Bitcoin Traders: Embrace the Volatility or Perish

Bitcoin fell like a rock last week as many speculators in the cryptocurrency decided to book profits and head to the sidelines after JPMorgan Chase CEO Jamie Dimon warned about the dangers of Bitcoin, saying "It's worse than tulip bulbs. It won't end well. Someone is going to get killed." He even said the cryptocurrency "is a fraud."
The virtual currency was also pressured by the decision by Chinese authorities to crackdown on the digital currency. Last week's plunge came after Beijing ordered cryptocurrency exchanges to stop trading and block new registrations, due to fears that increasing number of customers piling into the market could lead to a string of wider financial problems.
"All trading exchanges must by midnight of 15 September publish a notice to make clear when they will stop all cryptocurrency trading and announce a stop to new user registrations," the government notice said, according to Chinese state newspaper Securities Times.
BTChina , one of the biggest Chinese exchanges, was the first to announce it was shutting its doors to all trading by September 30. OkCoin and Huobi followed this news with an announcement saying they would close on Friday.
The news from China is likely to have a big impact on Bitcoin prices because the nation accounts for almost a quarter of bitcoin trades and is also home to many of the world's biggest bitcoin miners.

It's One Man's Opinion, Why All the Anger?

It's important to note that Jamie Dimon's comments were his opinion so you have the choice to believe what he said or not believe. For every negative comment from a banking heavy-weight like Dimon, we can find a similar number of positive comments about Bitcoin.
Making investment or trading decisions based on the opinions of others is nothing new to the financial community. That's what makes a market. For example, some soybean traders may believe one weather service when they say the crop will get ample rain. Others will believe the other weatherman who says there will be a drought.
Perhaps the most successful investor of all-time, Warren Buffett has often said he doesn't invest in anything he doesn't understand. Once again, that's his opinion and if he says he doesn't like Bitcoin, he may be telling us, he doesn't understand the cryptocurrency market. As a professional, he isn't afraid to say he's missed opportunities in the past. One of his biggest regrets may be passing on Apple or Amazon when shares were cheap. However, he doesn't dwell on it.

Bitcoin Has Become a Trading Market

I think what's making Bitcoin investors uncomfortable with the events last week is that Bitcoin is no longer flying under the radar and that it has become a trading market.
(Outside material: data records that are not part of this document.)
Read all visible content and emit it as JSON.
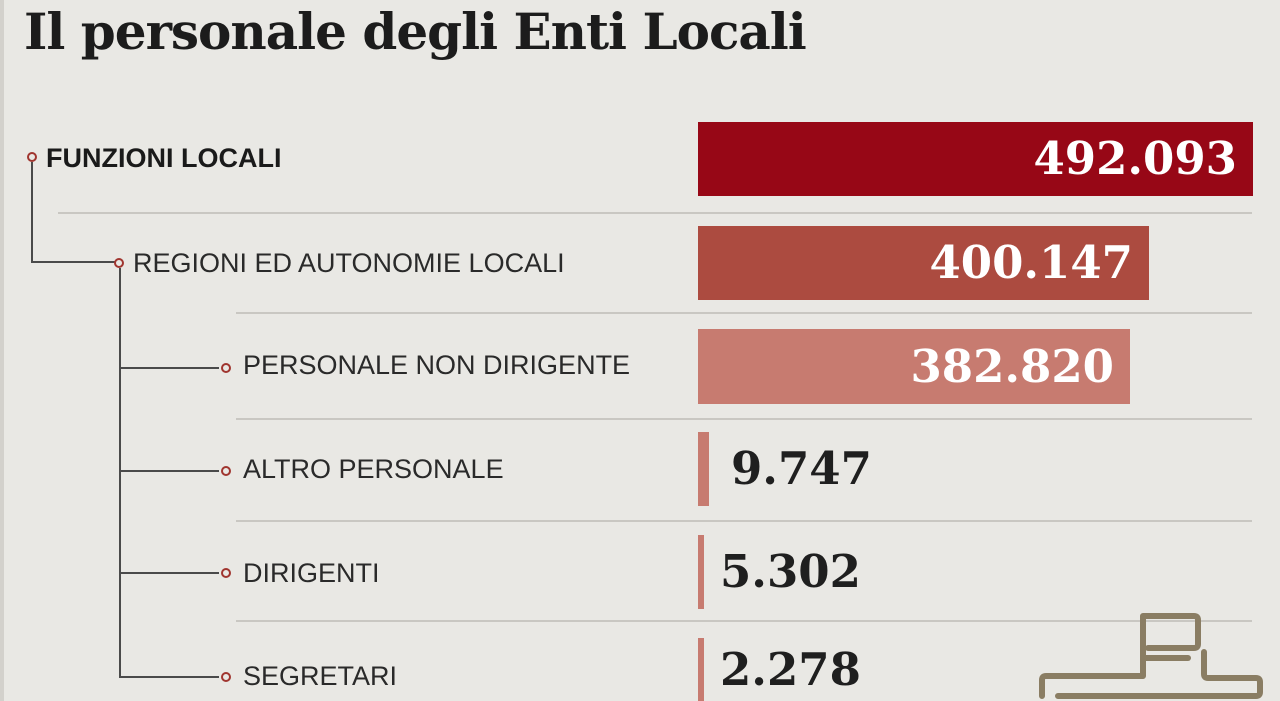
{
  "title": "Il personale degli Enti Locali",
  "colors": {
    "background": "#e9e8e4",
    "level1": "#970716",
    "level2": "#ac4b40",
    "level3": "#c77b70",
    "logo": "#8a7d63"
  },
  "rows": [
    {
      "label": "FUNZIONI LOCALI",
      "value_text": "492.093"
    },
    {
      "label": "REGIONI ED AUTONOMIE LOCALI",
      "value_text": "400.147"
    },
    {
      "label": "PERSONALE NON DIRIGENTE",
      "value_text": "382.820"
    },
    {
      "label": "ALTRO PERSONALE",
      "value_text": "9.747"
    },
    {
      "label": "DIRIGENTI",
      "value_text": "5.302"
    },
    {
      "label": "SEGRETARI",
      "value_text": "2.278"
    }
  ],
  "chart_data": {
    "type": "bar",
    "orientation": "horizontal",
    "title": "Il personale degli Enti Locali",
    "categories": [
      "FUNZIONI LOCALI",
      "REGIONI ED AUTONOMIE LOCALI",
      "PERSONALE NON DIRIGENTE",
      "ALTRO PERSONALE",
      "DIRIGENTI",
      "SEGRETARI"
    ],
    "values": [
      492093,
      400147,
      382820,
      9747,
      5302,
      2278
    ],
    "hierarchy": {
      "FUNZIONI LOCALI": [
        "REGIONI ED AUTONOMIE LOCALI"
      ],
      "REGIONI ED AUTONOMIE LOCALI": [
        "PERSONALE NON DIRIGENTE",
        "ALTRO PERSONALE",
        "DIRIGENTI",
        "SEGRETARI"
      ]
    },
    "grid": false,
    "legend": "none"
  }
}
And trading is 90% mental and 10% mechanical.
I suspect that many Bitcoin "investors" were happiest when they could buy the digital currency, put it in their electronic wallet and forget about it because they believed it was going to go to $10,000, $50,000 or even $100,000. If that's their strategy then no one should argue with them.
However, if you decide to become a Bitcoin "trader" then you are going to have to put up with the volatile swings that are part of all markets. You'll have to deal with choosing the right digital currency to trade. Just like stocks, some will win, some will lose.
You see investing and trading are two different animals. When no one was watching Bitcoin, profits may have come easy, but now you're going to have to work for it. I embrace cryptotechnology and all the good that will come about because of it. I also embrace volatility but I know my limits. If you're going to trade Bitcoin and all the opinions, issues and excessive price swings that go along with it then you're going to have to learn to embrace volatility because it's not going to go away anytime soon. I say embrace volatility or perish.
The other thing, make sure you know if you are a Bitcoin investor or a Bitcoin trader. There's an old adage amongst traders and it goes something like this:  All it takes is a small loss to turn a short-term trader into a long-term investor. In other words, if you decide to trade Bitcoin during these turbulent times, make sure you are willing to take small losses if you are wrong. Otherwise, you may end up holding on to something that may in the long-run be nothing but an illusion.